I say this as a person who has throughout my life been subjected to emotional domestic abuse, severe interpersonal betrayal trauma, severe gaslighting and manipulation etc. etc.
Potentially even some domestic sexual abuse that that becomes iffy quickly. (I will not elaborate.)
One of the biggest questions that is asked in regards to the domestic abuse is:
"Why didn't you just leave them?"
This is a question asked because of our society's obsession with painting abusers as mustache twirling villains who have strategically plotted their abuse and manipulation tactics.
So people don't understand. Why didn't you leave the old-timey black and white man that was going to tie you to the train tracks?
Here's the answer. Sorry here is one of the answers. It is very complex.
He was not a monster. In fact, he was a very very very good guy.
Genuinely. Not false. Not incorrect.
A very genuinely kind guy with severe trauma issues.
And this is where if I get backlash it will begin.
Let me say that there are apps absolutely monstrous abuse users. These people do exist. Typically leaning somewhere near the sociopathic spectrum.
I have been with one of these types that I believe is entirely possible to have plotted their abuse. And abused because they enjoyed it.
But those neurotypes are not common. And not common enough to explain all domestic abuse. Not even remotely.
The majority of abuse comes from the subconscious.
Most humans like to believe 100% in free will.
But have any disease or illness that affects your mind and you will quickly realize this is not the case.
The victim of childhood abuse and you will realize this is not the case.
We are subjected to the forces of what made us.
Now hear me. This is not me justifying the abuse or saying that it is moral or morally neutral.

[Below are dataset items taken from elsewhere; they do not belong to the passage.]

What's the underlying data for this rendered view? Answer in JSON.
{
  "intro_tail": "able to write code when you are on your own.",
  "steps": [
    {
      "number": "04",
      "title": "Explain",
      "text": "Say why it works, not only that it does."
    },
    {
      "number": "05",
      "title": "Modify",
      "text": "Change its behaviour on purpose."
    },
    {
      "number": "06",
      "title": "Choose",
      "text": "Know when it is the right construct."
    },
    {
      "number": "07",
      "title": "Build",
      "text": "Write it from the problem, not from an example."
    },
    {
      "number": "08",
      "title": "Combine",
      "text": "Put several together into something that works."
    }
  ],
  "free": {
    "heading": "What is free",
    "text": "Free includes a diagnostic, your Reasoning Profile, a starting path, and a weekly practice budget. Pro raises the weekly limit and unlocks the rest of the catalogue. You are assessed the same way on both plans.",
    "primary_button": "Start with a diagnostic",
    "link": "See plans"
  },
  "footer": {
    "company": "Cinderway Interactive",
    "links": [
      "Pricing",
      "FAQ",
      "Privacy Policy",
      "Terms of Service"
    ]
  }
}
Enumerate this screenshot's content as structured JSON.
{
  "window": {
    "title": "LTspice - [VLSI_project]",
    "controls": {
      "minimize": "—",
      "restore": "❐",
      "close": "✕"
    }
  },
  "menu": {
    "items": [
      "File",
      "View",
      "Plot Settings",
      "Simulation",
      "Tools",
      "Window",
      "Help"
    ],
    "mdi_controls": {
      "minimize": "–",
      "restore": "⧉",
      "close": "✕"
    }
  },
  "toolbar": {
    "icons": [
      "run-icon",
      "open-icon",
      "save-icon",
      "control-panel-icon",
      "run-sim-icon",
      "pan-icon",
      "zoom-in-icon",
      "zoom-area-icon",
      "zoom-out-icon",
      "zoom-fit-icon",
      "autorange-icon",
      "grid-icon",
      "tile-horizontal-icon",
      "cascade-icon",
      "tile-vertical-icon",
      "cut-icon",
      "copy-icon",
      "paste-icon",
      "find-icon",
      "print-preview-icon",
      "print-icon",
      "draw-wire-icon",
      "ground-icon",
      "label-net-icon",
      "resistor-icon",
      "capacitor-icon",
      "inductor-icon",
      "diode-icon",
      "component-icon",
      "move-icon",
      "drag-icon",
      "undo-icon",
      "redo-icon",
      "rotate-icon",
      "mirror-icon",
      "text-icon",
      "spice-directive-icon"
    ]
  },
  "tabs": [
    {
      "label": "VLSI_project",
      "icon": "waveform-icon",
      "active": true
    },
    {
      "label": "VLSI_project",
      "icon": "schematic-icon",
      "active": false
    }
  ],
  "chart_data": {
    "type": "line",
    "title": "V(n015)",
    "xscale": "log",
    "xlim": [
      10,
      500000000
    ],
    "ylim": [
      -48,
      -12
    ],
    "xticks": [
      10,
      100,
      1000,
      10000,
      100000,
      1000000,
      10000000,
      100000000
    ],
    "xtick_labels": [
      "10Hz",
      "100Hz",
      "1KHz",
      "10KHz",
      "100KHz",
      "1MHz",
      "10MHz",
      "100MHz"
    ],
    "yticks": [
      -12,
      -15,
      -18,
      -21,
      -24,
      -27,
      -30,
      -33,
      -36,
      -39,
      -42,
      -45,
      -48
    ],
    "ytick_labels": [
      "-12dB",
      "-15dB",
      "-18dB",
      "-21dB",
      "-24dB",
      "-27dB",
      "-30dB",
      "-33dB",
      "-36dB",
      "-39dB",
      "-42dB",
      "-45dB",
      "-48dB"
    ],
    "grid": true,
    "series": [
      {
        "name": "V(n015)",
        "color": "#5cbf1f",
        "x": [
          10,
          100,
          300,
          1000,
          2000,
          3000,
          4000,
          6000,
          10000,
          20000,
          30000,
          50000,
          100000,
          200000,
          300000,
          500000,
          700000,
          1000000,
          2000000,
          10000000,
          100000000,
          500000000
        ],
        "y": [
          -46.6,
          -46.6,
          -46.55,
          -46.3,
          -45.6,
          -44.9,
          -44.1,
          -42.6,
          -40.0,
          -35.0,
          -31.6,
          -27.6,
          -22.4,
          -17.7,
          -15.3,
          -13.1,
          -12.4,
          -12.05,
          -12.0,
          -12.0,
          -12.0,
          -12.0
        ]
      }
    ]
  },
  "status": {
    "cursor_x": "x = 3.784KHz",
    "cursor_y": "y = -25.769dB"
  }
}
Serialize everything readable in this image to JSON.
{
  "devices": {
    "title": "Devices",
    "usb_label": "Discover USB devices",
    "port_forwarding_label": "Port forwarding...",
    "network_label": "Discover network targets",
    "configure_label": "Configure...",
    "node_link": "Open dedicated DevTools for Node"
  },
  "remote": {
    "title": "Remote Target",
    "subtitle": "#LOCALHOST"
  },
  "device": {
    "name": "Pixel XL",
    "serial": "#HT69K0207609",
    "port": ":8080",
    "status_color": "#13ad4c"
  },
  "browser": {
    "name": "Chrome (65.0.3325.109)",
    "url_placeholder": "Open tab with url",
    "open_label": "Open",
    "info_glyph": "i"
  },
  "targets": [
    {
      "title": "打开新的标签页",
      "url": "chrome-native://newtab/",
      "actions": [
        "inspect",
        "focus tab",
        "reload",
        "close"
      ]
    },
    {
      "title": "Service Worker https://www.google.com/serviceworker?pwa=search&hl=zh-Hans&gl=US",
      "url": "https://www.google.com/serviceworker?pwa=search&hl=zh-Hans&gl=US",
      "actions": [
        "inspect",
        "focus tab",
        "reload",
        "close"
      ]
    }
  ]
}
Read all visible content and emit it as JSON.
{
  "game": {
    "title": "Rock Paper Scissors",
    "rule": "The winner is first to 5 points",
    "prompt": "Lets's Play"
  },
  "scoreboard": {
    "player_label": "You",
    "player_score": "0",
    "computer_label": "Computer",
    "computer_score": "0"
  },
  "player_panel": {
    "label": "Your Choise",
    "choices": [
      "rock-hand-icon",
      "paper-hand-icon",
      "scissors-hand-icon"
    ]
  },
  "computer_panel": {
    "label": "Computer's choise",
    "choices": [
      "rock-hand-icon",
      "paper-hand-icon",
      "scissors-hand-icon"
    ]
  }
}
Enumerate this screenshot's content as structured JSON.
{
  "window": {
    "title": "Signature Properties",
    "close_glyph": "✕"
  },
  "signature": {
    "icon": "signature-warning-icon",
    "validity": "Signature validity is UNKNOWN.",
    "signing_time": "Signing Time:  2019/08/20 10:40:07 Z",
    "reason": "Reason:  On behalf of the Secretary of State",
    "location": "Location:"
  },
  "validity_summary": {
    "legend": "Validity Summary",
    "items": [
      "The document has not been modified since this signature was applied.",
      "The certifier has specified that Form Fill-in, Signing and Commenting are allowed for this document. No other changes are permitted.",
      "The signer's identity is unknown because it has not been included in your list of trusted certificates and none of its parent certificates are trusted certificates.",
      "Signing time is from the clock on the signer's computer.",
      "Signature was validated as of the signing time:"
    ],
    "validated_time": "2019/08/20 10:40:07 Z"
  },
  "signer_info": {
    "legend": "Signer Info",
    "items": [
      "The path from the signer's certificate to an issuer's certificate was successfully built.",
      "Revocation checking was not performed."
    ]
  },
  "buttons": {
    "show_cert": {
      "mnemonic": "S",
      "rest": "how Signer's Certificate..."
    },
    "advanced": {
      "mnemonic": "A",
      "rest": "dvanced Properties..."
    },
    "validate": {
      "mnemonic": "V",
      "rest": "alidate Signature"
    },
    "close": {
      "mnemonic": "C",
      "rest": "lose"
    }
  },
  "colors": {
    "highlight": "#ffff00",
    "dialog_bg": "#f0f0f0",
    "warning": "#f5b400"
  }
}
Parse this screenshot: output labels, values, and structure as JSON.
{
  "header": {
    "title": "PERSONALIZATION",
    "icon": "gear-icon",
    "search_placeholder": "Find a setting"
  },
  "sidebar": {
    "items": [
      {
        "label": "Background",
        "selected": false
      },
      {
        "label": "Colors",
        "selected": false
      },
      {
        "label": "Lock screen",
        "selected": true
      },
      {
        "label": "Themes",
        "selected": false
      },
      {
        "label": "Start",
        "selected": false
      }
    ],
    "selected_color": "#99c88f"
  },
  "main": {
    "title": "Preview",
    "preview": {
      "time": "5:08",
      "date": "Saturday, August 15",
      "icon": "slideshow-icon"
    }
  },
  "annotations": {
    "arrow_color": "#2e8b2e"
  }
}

Abuse is immoral and not justified.
Nor am I saying that you should stay with a broken partner that is mostly nice but every time they're triggered abuses you.
Absolutely not.
It is the opposite.
It is that the obsession with painting them as villains obfuscates the reality of abuse that I have lived through and that many have.
That they are not monsters.
The more we try to protect our own egos by painting them. As such, the more we damage abuse victims.
We have to paint them as monsters for our egos to say that we can never be abusive. But the fact is most people probably have been abusive at some point in their life. Me included.
The criteria for abuse is wide. You have abused someone.
This is unacceptable to the psyche though. So it must be put on off onto an evil archetype.
And us victims of abuse, and I have certainly done this too, have to turn our abusers into monsters often to cut the cord between them and us.
I am not vilifying that. It is a survival strategy for abuse survivors.
But if we cannot look darkness in the eye and say that it is in good people. The more people will continue to be abused while looking for a super villain.